Genehmigungs- und Prüfverfahren

Je nach Bundesland existieren unterschiedliche Anforderungen für temporäre Bauten. In Bayern und Niedersachsen genügt bei mobilen Fundierungen bis drei Meter Höhe häufig eine baufachliche Bestätigung durch einen Prüfstatiker. Berlin und Hamburg verlangen hingegen eine bautechnische Nachweisführung nach LBO, insbesondere wenn öffentliche Verkehrsflächen tangiert sind. Eine Typenstatik mit dokumentiertem Zugversuch beschleunigt die Freigabe, da sie für identische Bodengruppen mehrfach verwendet werden darf. Für Projekte in Wasserschutz- oder Hochwasserzonen greifen ergänzende Auflagen nach WHG; hier punkten Schraubfundamente mit fehlender Versiegelung, wodurch die Genehmigungsbehörde in der Regel eine vereinfachte wasserrechtliche Prüfung akzeptiert.

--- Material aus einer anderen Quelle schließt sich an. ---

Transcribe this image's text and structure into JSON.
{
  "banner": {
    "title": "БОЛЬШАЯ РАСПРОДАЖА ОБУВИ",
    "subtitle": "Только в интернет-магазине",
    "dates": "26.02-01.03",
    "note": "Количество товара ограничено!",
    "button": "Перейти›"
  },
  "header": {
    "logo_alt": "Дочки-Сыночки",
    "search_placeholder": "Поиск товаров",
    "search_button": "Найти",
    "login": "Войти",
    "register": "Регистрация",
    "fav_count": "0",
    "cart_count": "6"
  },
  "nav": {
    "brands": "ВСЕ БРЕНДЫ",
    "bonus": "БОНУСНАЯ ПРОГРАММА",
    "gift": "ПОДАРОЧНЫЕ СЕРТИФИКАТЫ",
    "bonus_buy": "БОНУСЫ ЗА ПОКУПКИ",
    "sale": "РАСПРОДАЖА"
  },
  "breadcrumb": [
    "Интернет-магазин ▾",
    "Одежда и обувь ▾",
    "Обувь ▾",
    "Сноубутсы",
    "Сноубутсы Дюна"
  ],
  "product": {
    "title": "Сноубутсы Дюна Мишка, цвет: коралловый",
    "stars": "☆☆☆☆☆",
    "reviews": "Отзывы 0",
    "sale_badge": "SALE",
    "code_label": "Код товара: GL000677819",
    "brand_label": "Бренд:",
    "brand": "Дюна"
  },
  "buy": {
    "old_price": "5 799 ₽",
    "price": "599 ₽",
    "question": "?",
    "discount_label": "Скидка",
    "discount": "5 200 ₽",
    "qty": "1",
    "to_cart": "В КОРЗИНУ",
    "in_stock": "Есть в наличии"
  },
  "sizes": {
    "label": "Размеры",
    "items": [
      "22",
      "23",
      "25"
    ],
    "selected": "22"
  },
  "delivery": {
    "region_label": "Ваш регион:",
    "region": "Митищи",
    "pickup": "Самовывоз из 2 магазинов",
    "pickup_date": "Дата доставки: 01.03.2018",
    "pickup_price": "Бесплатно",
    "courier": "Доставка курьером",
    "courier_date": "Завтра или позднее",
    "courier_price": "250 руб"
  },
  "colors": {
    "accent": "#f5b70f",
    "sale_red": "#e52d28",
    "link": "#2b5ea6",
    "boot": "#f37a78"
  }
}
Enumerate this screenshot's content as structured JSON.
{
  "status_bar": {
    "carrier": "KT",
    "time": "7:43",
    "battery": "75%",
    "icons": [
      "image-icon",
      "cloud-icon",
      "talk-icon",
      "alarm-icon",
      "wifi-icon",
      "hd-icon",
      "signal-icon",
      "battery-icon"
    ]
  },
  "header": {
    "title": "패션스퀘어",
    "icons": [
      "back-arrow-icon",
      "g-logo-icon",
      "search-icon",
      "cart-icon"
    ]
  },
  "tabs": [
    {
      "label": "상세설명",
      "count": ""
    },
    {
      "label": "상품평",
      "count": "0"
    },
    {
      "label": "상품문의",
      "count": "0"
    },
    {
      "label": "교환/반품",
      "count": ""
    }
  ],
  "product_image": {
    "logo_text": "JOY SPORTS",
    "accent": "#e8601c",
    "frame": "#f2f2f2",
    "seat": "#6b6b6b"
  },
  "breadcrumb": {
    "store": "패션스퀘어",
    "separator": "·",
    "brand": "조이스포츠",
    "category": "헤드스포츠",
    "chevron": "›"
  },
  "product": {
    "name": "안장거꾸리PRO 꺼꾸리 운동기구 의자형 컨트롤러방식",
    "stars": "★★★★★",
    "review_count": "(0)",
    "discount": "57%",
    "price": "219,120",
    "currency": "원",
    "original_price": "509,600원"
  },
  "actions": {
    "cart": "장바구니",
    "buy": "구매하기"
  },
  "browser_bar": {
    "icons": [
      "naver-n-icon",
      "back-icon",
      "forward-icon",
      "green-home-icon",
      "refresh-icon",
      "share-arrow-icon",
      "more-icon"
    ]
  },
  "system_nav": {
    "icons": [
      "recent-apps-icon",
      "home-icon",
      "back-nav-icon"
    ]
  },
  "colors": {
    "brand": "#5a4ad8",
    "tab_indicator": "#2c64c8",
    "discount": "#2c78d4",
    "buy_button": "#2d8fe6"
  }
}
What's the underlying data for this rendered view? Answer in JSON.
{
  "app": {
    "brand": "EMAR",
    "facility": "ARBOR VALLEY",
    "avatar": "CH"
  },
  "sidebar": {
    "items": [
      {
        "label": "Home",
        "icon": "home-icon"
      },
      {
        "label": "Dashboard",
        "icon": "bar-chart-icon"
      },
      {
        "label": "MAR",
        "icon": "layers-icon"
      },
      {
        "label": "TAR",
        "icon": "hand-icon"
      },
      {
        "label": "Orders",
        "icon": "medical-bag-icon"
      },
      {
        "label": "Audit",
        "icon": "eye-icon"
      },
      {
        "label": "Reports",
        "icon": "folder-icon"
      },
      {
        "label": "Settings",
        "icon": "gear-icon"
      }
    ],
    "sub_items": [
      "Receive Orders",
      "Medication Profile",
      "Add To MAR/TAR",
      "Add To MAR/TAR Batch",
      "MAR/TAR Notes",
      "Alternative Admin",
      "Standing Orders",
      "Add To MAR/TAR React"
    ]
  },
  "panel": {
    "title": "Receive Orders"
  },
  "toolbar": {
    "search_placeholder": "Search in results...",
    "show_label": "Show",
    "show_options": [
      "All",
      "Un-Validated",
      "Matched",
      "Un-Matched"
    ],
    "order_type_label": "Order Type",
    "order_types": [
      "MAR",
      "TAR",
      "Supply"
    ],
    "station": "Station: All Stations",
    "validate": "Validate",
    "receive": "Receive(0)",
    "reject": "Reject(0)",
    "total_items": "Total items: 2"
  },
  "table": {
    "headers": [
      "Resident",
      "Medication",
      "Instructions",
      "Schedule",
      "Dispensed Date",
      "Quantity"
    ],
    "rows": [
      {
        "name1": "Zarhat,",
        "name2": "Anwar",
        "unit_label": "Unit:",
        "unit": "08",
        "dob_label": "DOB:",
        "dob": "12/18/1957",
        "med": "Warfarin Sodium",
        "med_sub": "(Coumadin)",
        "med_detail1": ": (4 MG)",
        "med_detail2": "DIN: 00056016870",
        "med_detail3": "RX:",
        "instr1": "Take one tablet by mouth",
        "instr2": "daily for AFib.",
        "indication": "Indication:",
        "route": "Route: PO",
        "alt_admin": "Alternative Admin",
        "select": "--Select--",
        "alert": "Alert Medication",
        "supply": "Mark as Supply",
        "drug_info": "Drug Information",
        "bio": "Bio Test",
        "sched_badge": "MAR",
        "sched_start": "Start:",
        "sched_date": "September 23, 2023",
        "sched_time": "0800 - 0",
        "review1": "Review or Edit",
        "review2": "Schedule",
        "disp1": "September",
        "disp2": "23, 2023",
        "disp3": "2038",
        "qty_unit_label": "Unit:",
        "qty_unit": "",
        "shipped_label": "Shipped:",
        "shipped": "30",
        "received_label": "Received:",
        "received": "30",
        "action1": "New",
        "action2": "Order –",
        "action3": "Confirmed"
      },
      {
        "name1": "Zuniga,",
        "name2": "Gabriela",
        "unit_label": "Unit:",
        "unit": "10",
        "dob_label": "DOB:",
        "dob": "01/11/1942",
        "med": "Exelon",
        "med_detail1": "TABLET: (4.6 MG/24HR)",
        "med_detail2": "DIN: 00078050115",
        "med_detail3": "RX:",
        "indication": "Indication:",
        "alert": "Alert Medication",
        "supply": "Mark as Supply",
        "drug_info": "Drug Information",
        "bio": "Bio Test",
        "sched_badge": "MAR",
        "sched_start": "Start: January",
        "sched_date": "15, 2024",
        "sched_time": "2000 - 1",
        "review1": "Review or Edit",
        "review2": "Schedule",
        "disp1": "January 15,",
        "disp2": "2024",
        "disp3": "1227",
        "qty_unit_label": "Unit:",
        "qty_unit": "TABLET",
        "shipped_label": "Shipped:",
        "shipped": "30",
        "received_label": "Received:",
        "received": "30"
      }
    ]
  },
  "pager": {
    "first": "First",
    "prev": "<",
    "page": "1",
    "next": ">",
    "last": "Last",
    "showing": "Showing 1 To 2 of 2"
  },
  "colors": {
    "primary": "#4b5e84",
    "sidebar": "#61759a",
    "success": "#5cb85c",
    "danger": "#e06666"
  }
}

Beschaffungslogistik und Budgetplanung

Erdschrauben temporär lassen sich wegen ihrer kompakten Geometrie in Containern oder auf Paletten bündeln. Ein 40-Fuß-Container fasst bis zu 1 200 Anker für leichtere Aufbauten oder rund 700 Stück für Schwerlastanwendungen. Daraus resultiert eine hohe Transportdichte, die Lieferkosten pro Tragkilonewton deutlich senkt. Projektkalkulationen sollten neben der Anschaffung auch die eingesparten Kosten für Abfuhr und Deponie von Betonbruch abbilden. In der Summe entstehen so bis zu 25 % geringere Gesamtprojektkosten gegenüber klassischen Fundamentierungen, wobei der Rückbauvorteil noch unberücksichtigt bleibt.

Nachhaltigkeitsreporting und ESG-Kennzahlen

Unternehmen, die nach EU-Taxonomie berichten, profitieren von quantifizierbaren CO₂-Einsparungen. Eine standardisierte Ökobilanz zeigt, dass für ein Schraubfundament Events durchschnittlich 0,18 t CO₂e pro Tonne Stahl anfallen, während ein vergleichbares Betonfundament über 0,35 t CO₂e je Tonne Zementbindemittel verursacht. Zudem gilt Stahl als nahezu vollständig recycelbar. Die Kombination aus reduzierter Emission, geschlossener Wertschöpfungskette und Wiederverwendbarkeit verbessert Ratings in Umweltprüfungen und kann Förderbedingungen positiv beeinflussen.

Fazit

Mobile Fundamente auf Erdschraubbasis verbinden schnelle Montage, flexible Genehmigungsfähigkeit und ausgeprägte Nachhaltigkeitsvorteile. Die sofortige Belastbarkeit und der unkomplizierte Rückbau senken nicht nur Bau- und Stillstandzeiten, sondern auch langfristige Betriebskosten. Unternehmen mit wechselnden Nutzungsanforderungen oder straffen Zeitplänen erhalten somit eine wirtschaftliche und gesetzeskonforme Alternative zu Betonfundamenten. Entscheider sollten frühzeitig die nationale und kommunale Regellage prüfen, eine belastbare Typenstatik einbinden und Korrosionsschutz sowie Rückbaustrategie projektspezifisch anpassen, um das Potenzial voll auszuschöpfen.